Home » Zoë Birtwhistle » Zoë's Kitchen Nightmare

Zoë's Kitchen Nightmare

Zoë's Kitchen Nightmare / Photography by Images by Iceni, Model Zoë Birtwhistle, Makeup by Zoë Birtwhistle, Stylist Zoë Birtwhistle / Uploaded 20th July 2021 @ 07:54 AM

Added 1626767656 by Zoë Birtwhistle.

Oh, hi there! I wasn't expecting you until later, you kinda surprised me! Yes, quite comfortable, thank you. Have you eaten? You know I don't tend to keep any solid food in the house but I'm sure we can concoct some kind of broth with these rice wines and, erm, maybe like a teabag or something? Never let it be said that I am not a munificent host. There's some lime juice and a teeny bit of palm sugar in the cupboard above my legs. If you could just reach over… I'm sure it's in there somewhere…

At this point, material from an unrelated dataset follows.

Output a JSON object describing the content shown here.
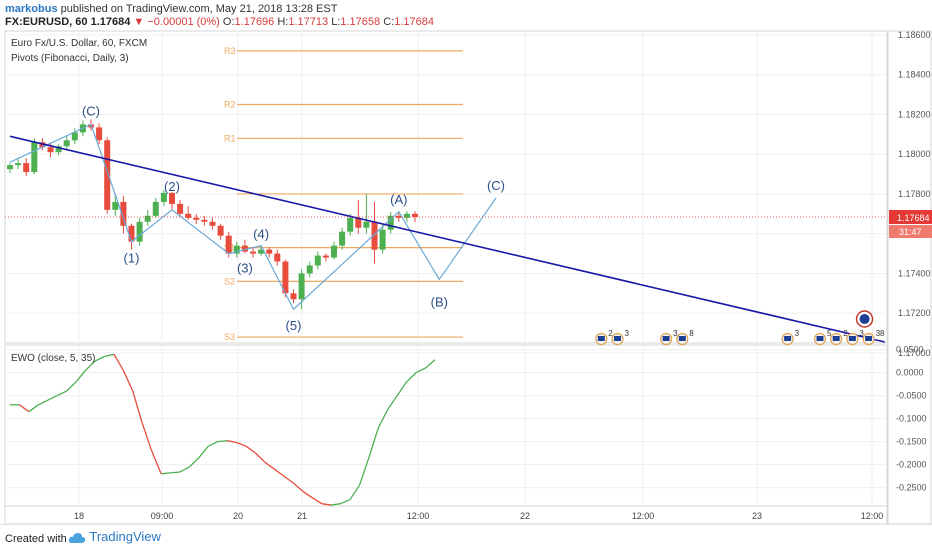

Anyway, how are things with you these scorching days? Are you managing to cope with the burden of your existence being so inherently political? Totally nerve-wracking, isn't it. Your body is a manifesto, your presence in the environment a radically subversive statement. If you weren't a human being it might be tempting to categorise you as some kind of sculpture or protest piece. You defy expectation and shock people into new thinking in the same way that really good public art should. Much more fun than hiding in your ivory tower, no?

Me? I'm an absolute floppy poppy. Being visibly non-compliant per se has never made me anxious, and the little kid in me positively enjoys it. But I've always found the responsibilities it entails draining. I have no moral authority in this kind of weather. Why does being true to ourselves mean we also have to be so perpetually didactic? It’s tedious and terrifying at the same time. Boredom and fear, not alternately as they are in war, but coexisting in the mind as a single perturbation. Is there a word for that?

Yes, I suppose I could abdicate. Take more time out of life, barricade myself, rest even longer, indulge my not-so-secret hikikomori ways for another few years. But I’ve done that enough. I wasted my twenties in retreat from these fascinating problems. I can’t allow myself to do the same with my thirties. And politics is the price we pay to exist in a civilised society.

Anyway, the broth should be infused by now. There is a selection of srirachas in the fridge for your delectation. Oh... thanks for the offer but I'm usually fine to exfold by myself. I don't want to get out just yet.